Mexico Bolsters Financial Infrastructure

Terry Flanagan

Latin America, and Mexico in particular, is attracting significant investment in its financial infrastructure to facilitate both domestic and international trading.

“Mexico is clearly undergoing a period of rapid change, which is being played out across its technology infrastructure and market regulations and continues to increase its appeal to the international audience. Domestic brokers will need the right technology to capitalize on this attention,” said Alice Botis, head of Latin American business development at trading technology firm Fidessa, in a blog posting. “Many are seeking high-frequency trading algorithms, efficient routing of international orders through low-latency connectivity networks and more sophisticated risk controls.”

Perseus Telecom, a provider of connectivity for financial markets, is launching a new ultra-low latency network connecting Latin America and North America.

The network includes high-availability features to ensure uptime in the event of a natural disaster. “We often hear about networks having 99.999% availability, but that equates to six seconds of outage time per month,” said Jock Percy, chief executive of Perseus Telecom. “It’s a very poor benchmark. A truly available network means 100% availability, which is typically not available at layer two.”

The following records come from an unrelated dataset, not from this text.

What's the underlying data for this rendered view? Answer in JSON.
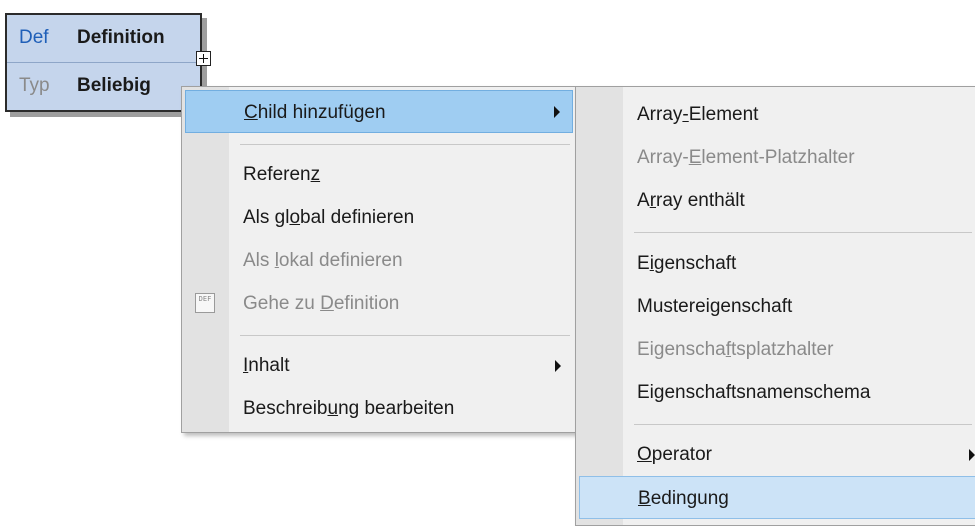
{
  "node": {
    "rows": [
      {
        "key": "Def",
        "value": "Definition"
      },
      {
        "key": "Typ",
        "value": "Beliebig"
      }
    ]
  },
  "context_menu": {
    "items": [
      {
        "pre": "",
        "u": "C",
        "post": "hild hinzufügen",
        "state": "highlighted",
        "submenu": true
      },
      {
        "pre": "Referen",
        "u": "z",
        "post": "",
        "state": "enabled"
      },
      {
        "pre": "Als gl",
        "u": "o",
        "post": "bal definieren",
        "state": "enabled"
      },
      {
        "pre": "Als ",
        "u": "l",
        "post": "okal definieren",
        "state": "disabled"
      },
      {
        "pre": "Gehe zu ",
        "u": "D",
        "post": "efinition",
        "state": "disabled",
        "icon": "goto-definition-icon",
        "icon_text": "DEF"
      },
      {
        "pre": "",
        "u": "I",
        "post": "nhalt",
        "state": "enabled",
        "submenu": true
      },
      {
        "pre": "Beschreib",
        "u": "u",
        "post": "ng bearbeiten",
        "state": "enabled"
      }
    ]
  },
  "submenu": {
    "items": [
      {
        "pre": "Array",
        "u": "-",
        "post": "Element",
        "state": "enabled"
      },
      {
        "pre": "Array-",
        "u": "E",
        "post": "lement-Platzhalter",
        "state": "disabled"
      },
      {
        "pre": "A",
        "u": "r",
        "post": "ray enthält",
        "state": "enabled"
      },
      {
        "pre": "E",
        "u": "i",
        "post": "genschaft",
        "state": "enabled"
      },
      {
        "pre": "Mustereigenschaft",
        "u": "",
        "post": "",
        "state": "enabled"
      },
      {
        "pre": "Eigenscha",
        "u": "f",
        "post": "tsplatzhalter",
        "state": "disabled"
      },
      {
        "pre": "Eigenschaftsnamenschema",
        "u": "",
        "post": "",
        "state": "enabled"
      },
      {
        "pre": "",
        "u": "O",
        "post": "perator",
        "state": "enabled",
        "submenu": true
      },
      {
        "pre": "",
        "u": "B",
        "post": "edingung",
        "state": "highlighted"
      }
    ]
  }
}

“Financial networks require “deterministic latency metrics. There’s always a chance that a hurricane could knock out two cable systems at once. Our network will have dual protection on four different cable systems. It’s the equivalent of doubling down.”

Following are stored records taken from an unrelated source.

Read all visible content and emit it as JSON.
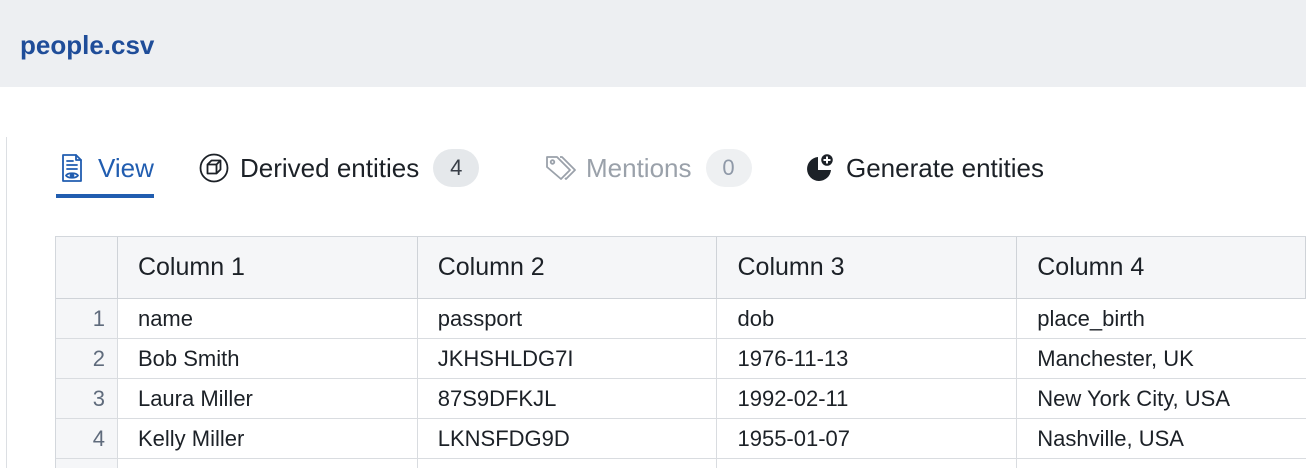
{
  "header": {
    "file_name": "people.csv"
  },
  "tabs": [
    {
      "label": "View",
      "icon": "document-eye-icon",
      "active": true
    },
    {
      "label": "Derived entities",
      "icon": "cube-icon",
      "count": "4"
    },
    {
      "label": "Mentions",
      "icon": "tags-icon",
      "count": "0",
      "disabled": true
    },
    {
      "label": "Generate entities",
      "icon": "pie-plus-icon"
    }
  ],
  "table": {
    "columns": [
      "Column 1",
      "Column 2",
      "Column 3",
      "Column 4"
    ],
    "rows": [
      {
        "index": "1",
        "cells": [
          "name",
          "passport",
          "dob",
          "place_birth"
        ]
      },
      {
        "index": "2",
        "cells": [
          "Bob Smith",
          "JKHSHLDG7I",
          "1976-11-13",
          "Manchester, UK"
        ]
      },
      {
        "index": "3",
        "cells": [
          "Laura Miller",
          "87S9DFKJL",
          "1992-02-11",
          "New York City, USA"
        ]
      },
      {
        "index": "4",
        "cells": [
          "Kelly Miller",
          "LKNSFDG9D",
          "1955-01-07",
          "Nashville, USA"
        ]
      }
    ]
  },
  "colors": {
    "accent": "#215db0",
    "header_bg": "#edeff2",
    "title": "#1f4d99"
  }
}
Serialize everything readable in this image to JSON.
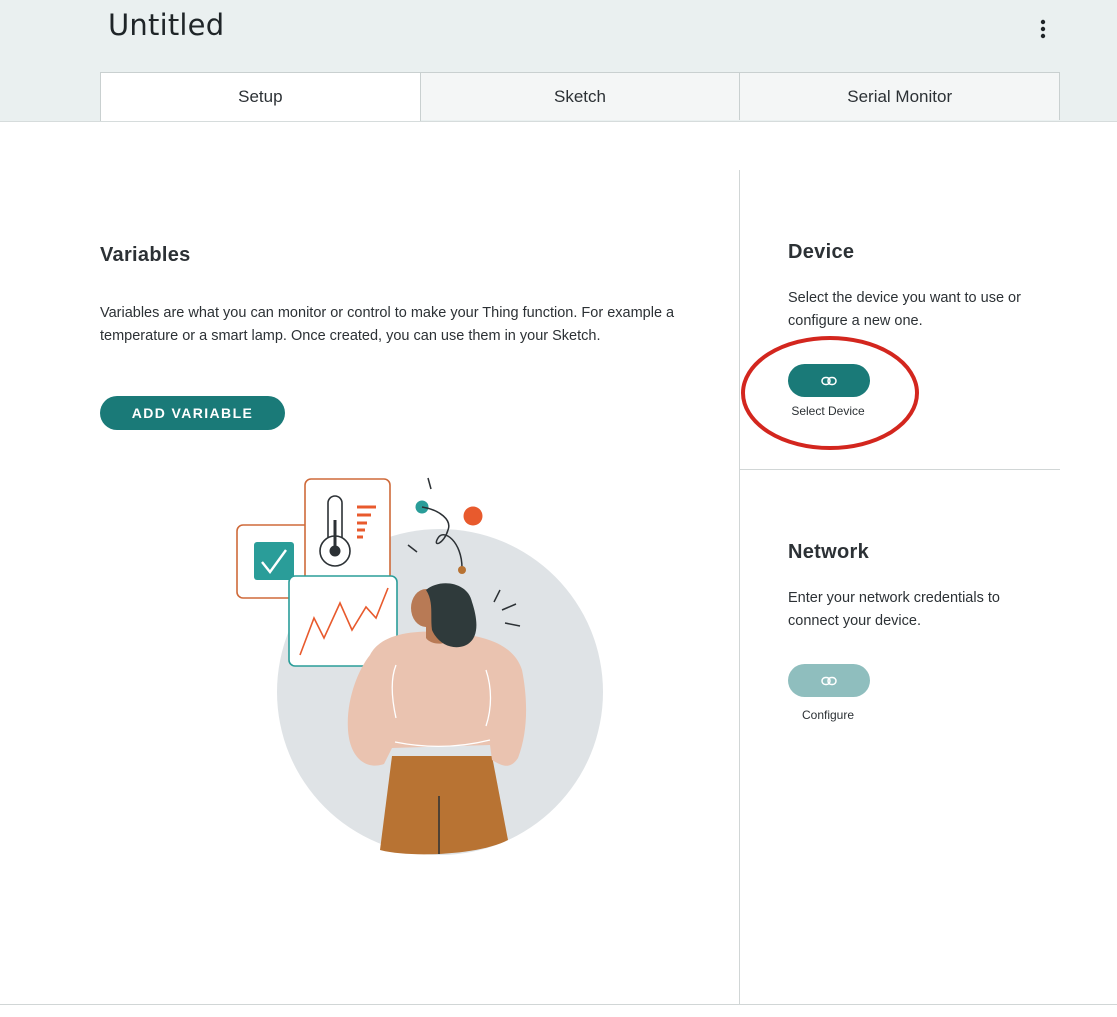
{
  "header": {
    "title": "Untitled",
    "more_icon": "vertical-ellipsis-icon"
  },
  "tabs": [
    {
      "label": "Setup",
      "active": true
    },
    {
      "label": "Sketch",
      "active": false
    },
    {
      "label": "Serial Monitor",
      "active": false
    }
  ],
  "variables": {
    "heading": "Variables",
    "description_line1": "Variables are what you can monitor or control to make your Thing function. For example a",
    "description_line2": "temperature or a smart lamp. Once created, you can use them in your Sketch.",
    "add_button": "ADD VARIABLE"
  },
  "device": {
    "heading": "Device",
    "description_line1": "Select the device you want to use or",
    "description_line2": "configure a new one.",
    "button_icon": "link-icon",
    "button_caption": "Select Device"
  },
  "network": {
    "heading": "Network",
    "description_line1": "Enter your network credentials to",
    "description_line2": "connect your device.",
    "button_icon": "link-icon",
    "button_caption": "Configure"
  },
  "colors": {
    "accent": "#1a7a78",
    "accent_disabled": "#8fbebe",
    "header_bg": "#eaf0f0",
    "annotation": "#d3261e"
  }
}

Perseus Telecom provides connectivity between major North American exchanges, such as Bats, CME, Direct Edge, Nasdaq and NYSE and their Latin American counterparts Bolsa Mexicana de Valores in Mexico, BM&F Bovespa in Brazil and the exchanges of Peru And Chile. “The only market we’re not in currently is Argentina,” Percy said. “Ours is a highly competitive offering for anyone who wants to trade this region. We also extend connectivity to Europe via our transatlantic connectivity.”

As Brazil is positioning itself as the regional hub, and Mila – an integration of the exchanges in Chile, Colombia and Peru – pushes the Andean region forward, it’s understandable that some see Mexico as the middle ground between its neighbors, noted Botis at Fidessa. But the country is undergoing rapid change and is becoming a driving force in its own right within Latin America.

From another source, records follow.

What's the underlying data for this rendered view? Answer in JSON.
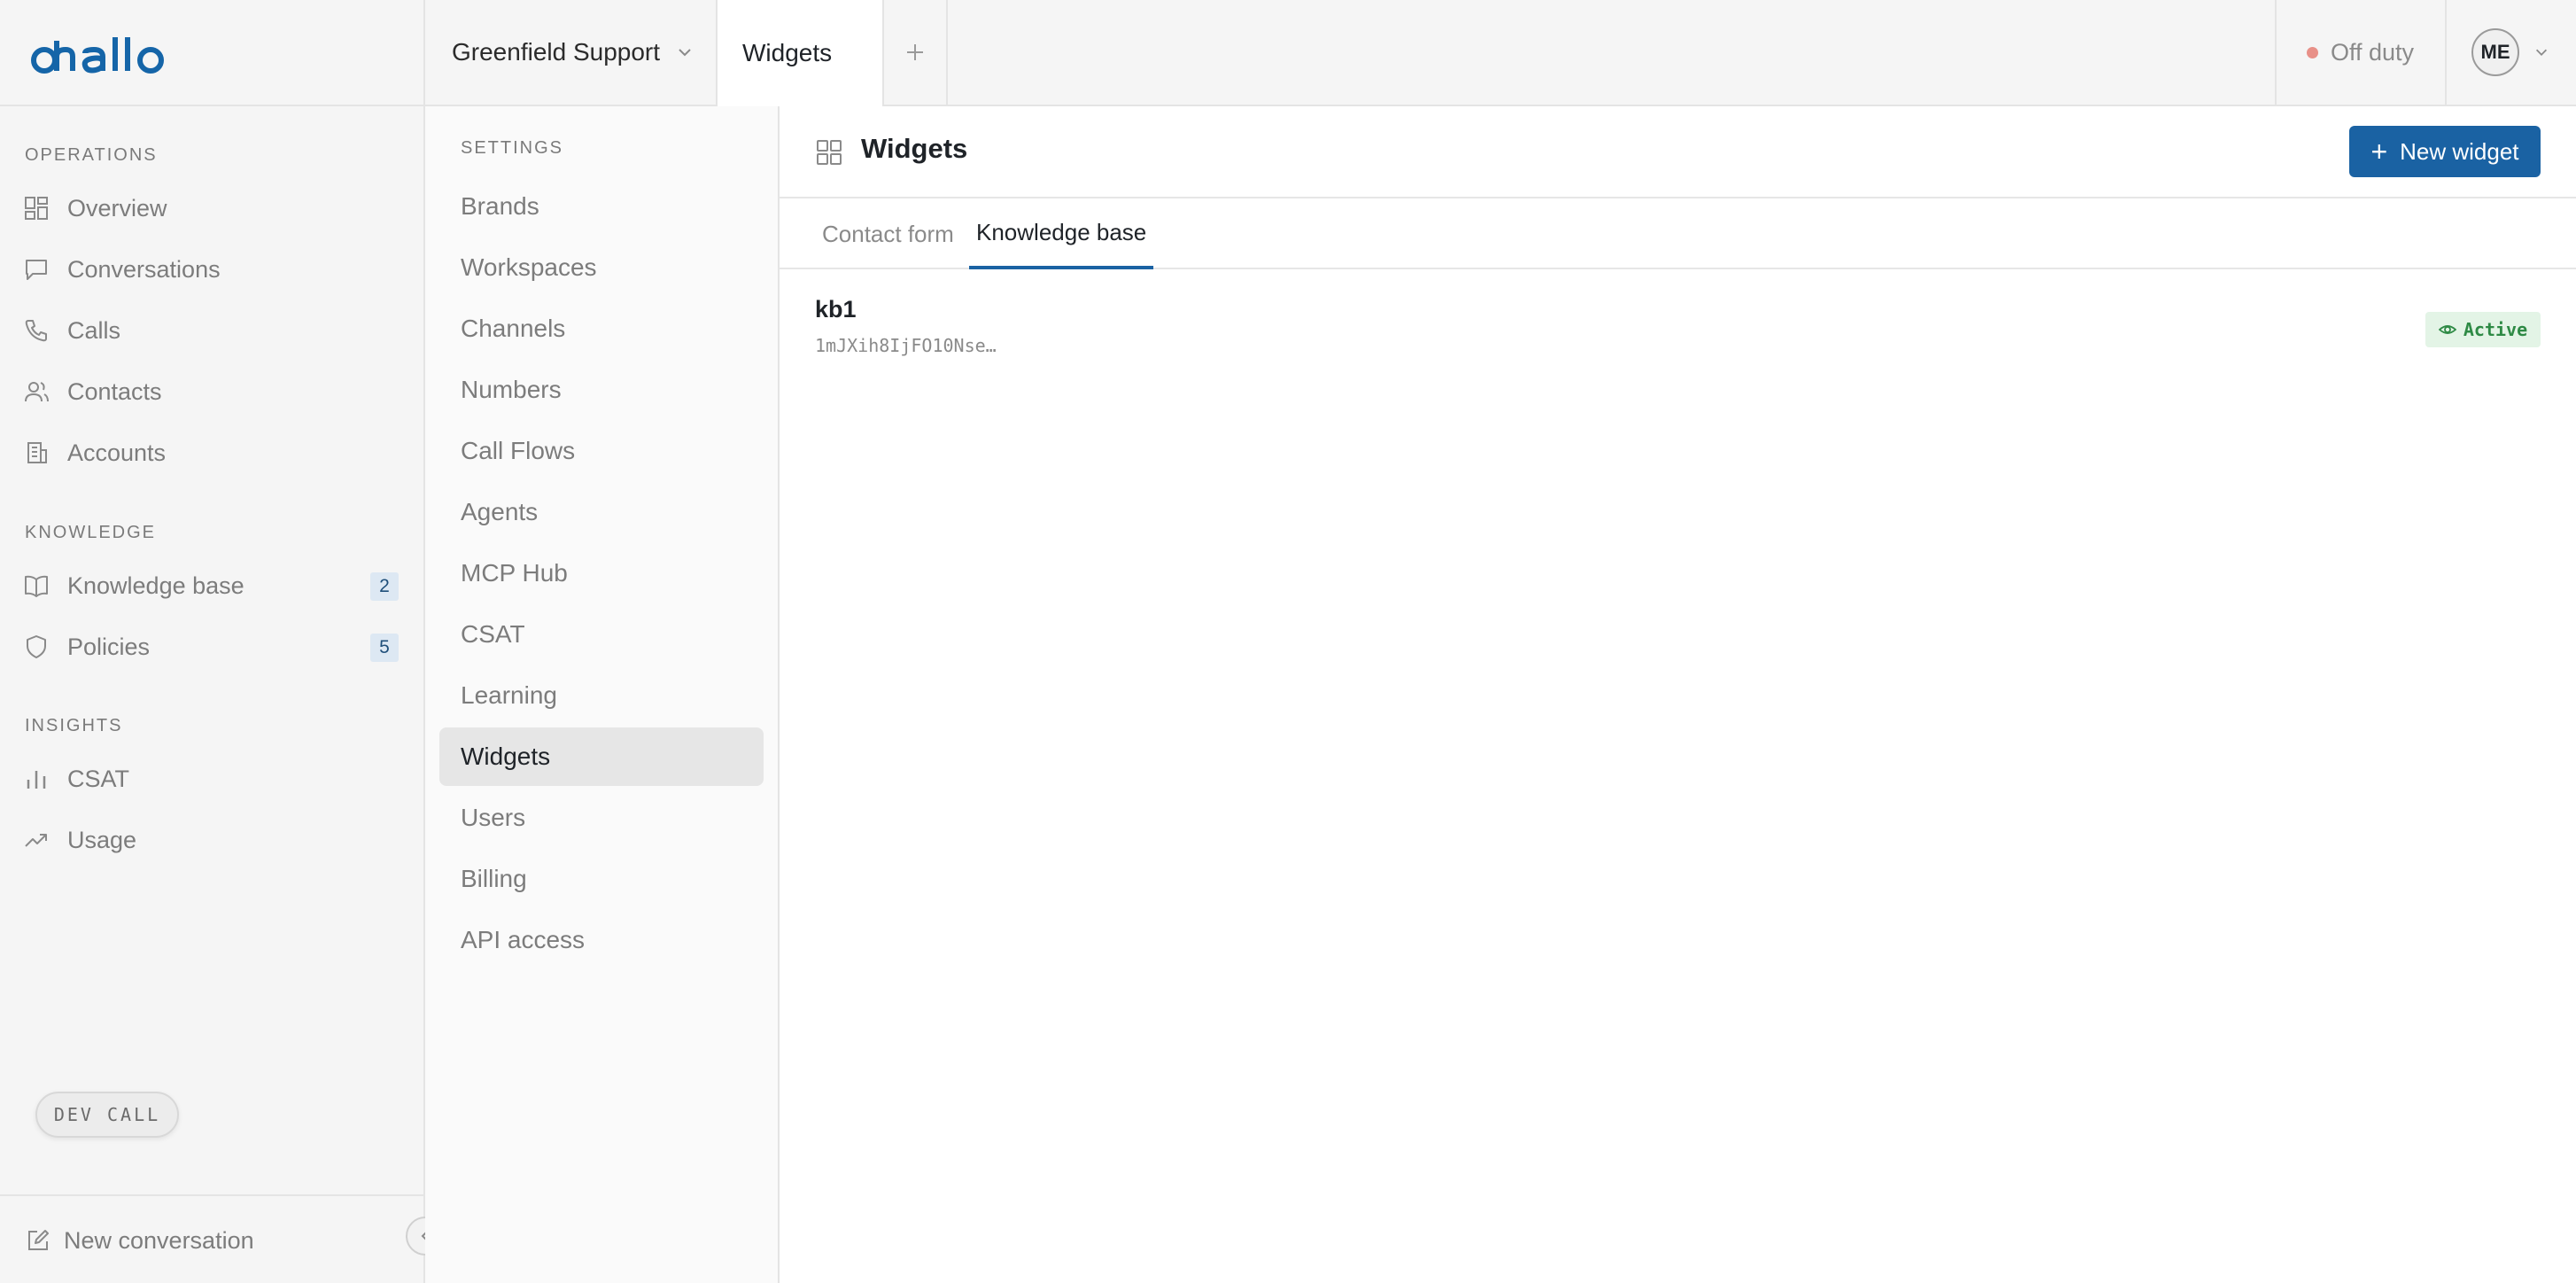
{
  "brand": {
    "logo_text": "ohallo",
    "accent": "#1565a8"
  },
  "topbar": {
    "workspace": "Greenfield Support",
    "open_tab": "Widgets",
    "status": "Off duty",
    "status_color": "#e89088",
    "user_initials": "ME"
  },
  "sidebar": {
    "sections": [
      {
        "title": "OPERATIONS",
        "items": [
          {
            "label": "Overview",
            "icon": "overview-icon"
          },
          {
            "label": "Conversations",
            "icon": "chat-icon"
          },
          {
            "label": "Calls",
            "icon": "phone-icon"
          },
          {
            "label": "Contacts",
            "icon": "contacts-icon"
          },
          {
            "label": "Accounts",
            "icon": "building-icon"
          }
        ]
      },
      {
        "title": "KNOWLEDGE",
        "items": [
          {
            "label": "Knowledge base",
            "icon": "book-icon",
            "count": "2"
          },
          {
            "label": "Policies",
            "icon": "shield-icon",
            "count": "5"
          }
        ]
      },
      {
        "title": "INSIGHTS",
        "items": [
          {
            "label": "CSAT",
            "icon": "bar-chart-icon"
          },
          {
            "label": "Usage",
            "icon": "trend-icon"
          }
        ]
      }
    ],
    "bottom_action": "New conversation",
    "dev_badge": "DEV CALL"
  },
  "settings": {
    "title": "SETTINGS",
    "items": [
      "Brands",
      "Workspaces",
      "Channels",
      "Numbers",
      "Call Flows",
      "Agents",
      "MCP Hub",
      "CSAT",
      "Learning",
      "Widgets",
      "Users",
      "Billing",
      "API access"
    ],
    "active": "Widgets"
  },
  "main": {
    "title": "Widgets",
    "new_button": "New widget",
    "tabs": [
      "Contact form",
      "Knowledge base"
    ],
    "active_tab": "Knowledge base",
    "rows": [
      {
        "name": "kb1",
        "id": "1mJXih8IjFO10Nse…",
        "status": "Active"
      }
    ]
  }
}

One of the main developments in Mexico is the launch of Bolsa Mexicana de Valores’ Monet matching engine, which was developed in-house and went live in September 2012.

With the goal of providing global investors with more efficient trading and connectivity to Mexico, Monet is designed to deliver 100 microsecond message latency, an improvement of more than 25 milliseconds on the current equities platform, and to increase the number of messages capable of being supported to 200,000 per second, said Botis.

At the same time, the Mexican Derivatives Exchange (MexDer) has entered into an agreement similar to that between BM&FBovespa and CME Group to enable bi-directional order routing. “This partnership will allow participants of the CME Globex trading system to route orders to MexDer, opening up the market further,” said Botis.

Connecting the New York and Chicago exchanges such as Nasdaq, NYSE and CME with Mexico via the Bolsa Mexicana de Valores and MexDer enables Perseus customers to have access to ultra-low latency layer two networking.

In turn, this allows global players to reach the Mexican exchange market in less than half of the current average latency of layer three networks that are in place today, according to Perseus Telecom.

“We’ve got a lot of customer demand in Mexico, which is related in part to advances in exchange technology,” said Percy at Perseus Telecom. “As the exchanges improve their technology, they are able to introduce new products such as those offered by CME, as well as creating their own tradable products.”